To historia związana z miejscem, które szczyci się 120-letnią tradycją i jest uważane niekiedy za jeden z symboli Sopotu wraz z molo, hipodromem i Operą Leśną. Trudno znaleźć w Polsce podobne miejsce, w dodatku tak atrakcyjnie położone – spacer z kortu centralnego do plaży zajmuje nie więcej niż pięć minut. Korty oraz hala widowiskowa Sopockiego Klubu Tenisowego gościły największe międzynarodowe turnieje, grały na nich sławy światowego tenisa – od Wojciecha Fibaka po Rafaela Nadala i Agnieszkę Radwańską. Dziś to przeszłość. Kort centralny, na którym bywał niegdyś prezydent Aleksander Kwaśniewski oglądający mecze w towarzystwie miliardera Ryszarda Krauze, dawno nie gościł żadnej istotnej imprezy tenisowej.

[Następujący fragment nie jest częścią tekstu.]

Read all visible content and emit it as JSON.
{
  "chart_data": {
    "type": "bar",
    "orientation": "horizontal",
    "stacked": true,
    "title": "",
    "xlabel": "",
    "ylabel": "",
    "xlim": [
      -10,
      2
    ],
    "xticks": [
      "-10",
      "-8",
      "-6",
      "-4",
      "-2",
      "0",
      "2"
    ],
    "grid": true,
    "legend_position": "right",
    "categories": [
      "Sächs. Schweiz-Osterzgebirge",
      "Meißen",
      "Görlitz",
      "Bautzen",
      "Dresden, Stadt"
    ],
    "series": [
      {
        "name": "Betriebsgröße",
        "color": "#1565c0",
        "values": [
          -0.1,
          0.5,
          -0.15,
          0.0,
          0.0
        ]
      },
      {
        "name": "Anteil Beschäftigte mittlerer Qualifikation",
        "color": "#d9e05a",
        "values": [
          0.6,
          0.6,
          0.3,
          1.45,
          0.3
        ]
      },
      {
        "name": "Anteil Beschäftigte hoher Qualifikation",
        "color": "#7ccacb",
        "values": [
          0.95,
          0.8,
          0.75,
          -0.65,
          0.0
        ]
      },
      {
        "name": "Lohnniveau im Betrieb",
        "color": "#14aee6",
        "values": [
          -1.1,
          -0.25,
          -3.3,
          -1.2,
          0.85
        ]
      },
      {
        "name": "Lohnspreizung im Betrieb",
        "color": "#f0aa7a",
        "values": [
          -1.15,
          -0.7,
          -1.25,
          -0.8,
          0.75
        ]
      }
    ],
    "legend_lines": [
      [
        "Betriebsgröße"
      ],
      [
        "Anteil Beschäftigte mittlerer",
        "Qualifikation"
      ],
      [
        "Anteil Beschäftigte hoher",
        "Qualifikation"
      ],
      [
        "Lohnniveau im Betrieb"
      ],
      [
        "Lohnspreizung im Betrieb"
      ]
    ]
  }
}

Po wycofaniu się Krauzego ze wspierania SKT pod koniec ubiegłej dekady klub podupadł. Stał się miejscem, w którym spotkały się interesy ludzi związanych niegdyś z SLD, skazanych za wykorzystywanie pieniędzy klubu tenisowego na prywatne cele, z postaciami mającymi wpływy nie tylko w PiS, ale i kontakty na Kremlu. Jest tu również syndyk wyspecjalizowany w prowadzeniu upadłości SKOK, w tym owianego złą sławą SKOK Wołomin, i deweloper z Poznania znany tam m.in. ze sprzedaży mieszkań, do których nabywcy nie mogli się wprowadzić. To historia przypominająca matrioszkę – pod każdą kolejną kryje się następna, o równie wątpliwej reputacji. Prześledźmy tę biznesowo-polityczną układankę.
Nadmorskie manewry
SKT jest teraz o krok od przejęcia liczącego kilka hektarów miejskiego terenu obejmującego przede wszystkim halę widowiskowo-sportową, kort centralny, 13 kortów towarzyszących oraz budynki klubowe. Działaczy klubu wspiera kancelaria prawna GKK obsługująca PiS i Jarosława Kaczyńskiego oraz była minister sportu w jego rządzie Elżbieta Jakubiak.